Cicero was named for Cicero, New York, the former home of the chairman of the new town.

==Geography==
According to the United States Census Bureau, the town has a total area of 35.5 square miles (91.9 km^{2}), of which 35.5 square miles (91.9 km^{2}) is land and 0.03% is water.

==Demographics==
As of the census of 2000, there were 1,092 people, 370 households, and 304 families residing in the town. The population density was 30.8 people per square mile (11.9/km^{2}). There were 384 housing units at an average density of 10.8 per square mile (4.2/km^{2}). The racial makeup of the town was 99.27% White, 0.09% Native American, 0.18% Asian, 0.09% from other races, and 0.37% from two or more races. Hispanic or Latino of any race were 0.46% of the population.
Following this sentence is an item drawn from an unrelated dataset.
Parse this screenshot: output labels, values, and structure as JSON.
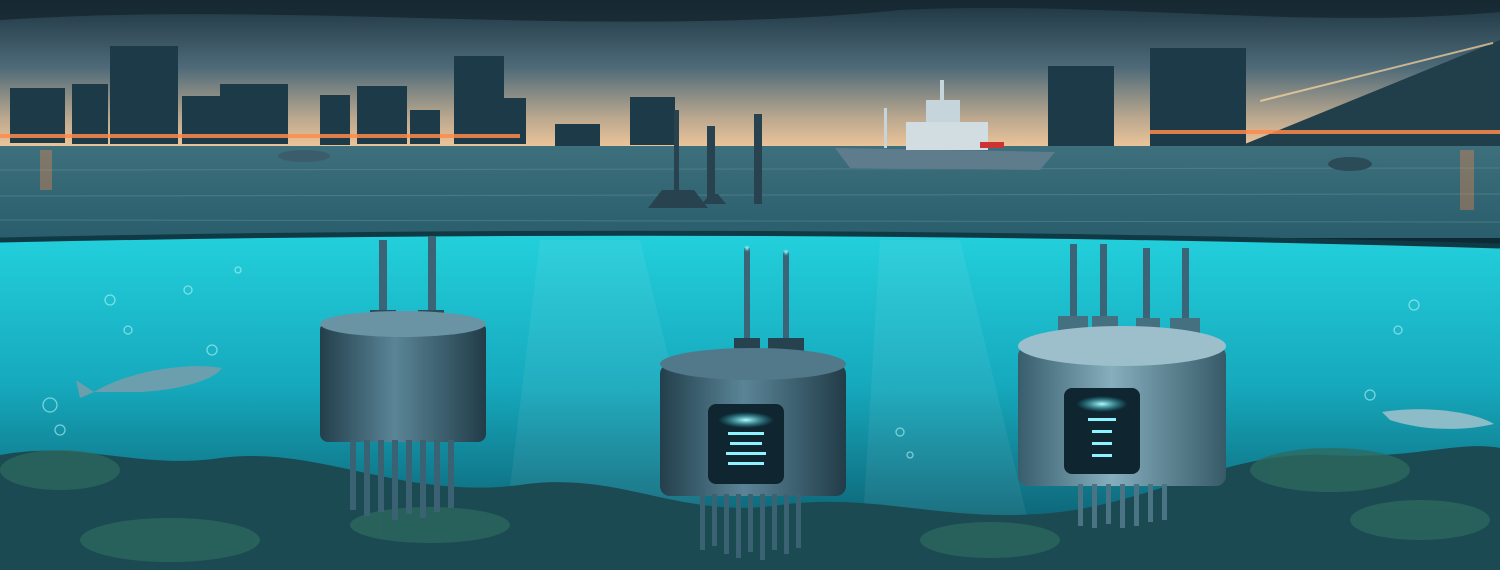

There were 370 households, out of which 39.7% had children under the age of 18 living with them, 74.3% were married couples living together, 3.0% had a female householder with no husband present, and 17.6% were non-families. 14.3% of all households were made up of individuals, and 6.5% had someone living alone who was 65 years of age or older. The average household size was 2.95 and the average family size was 3.25.

In the town, the population was spread out, with 29.9% under the age of 18, 8.6% from 18 to 24, 29.9% from 25 to 44, 21.8% from 45 to 64, and 9.8% who were 65 years of age or older. The median age was 34 years. For every 100 females, there were 113.7 males. For every 100 females age 18 and over, there were 111.0 males.

The median income for a household in the town was $49,625, and the median income for a family was $53,500. Males had a median income of $33,421 versus $22,574 for females. The per capita income for the town was $19,783. About 2.4% of families and 4.2% of the population were below the poverty line, including 5.7% of those under age 18 and none of those age 65 or over.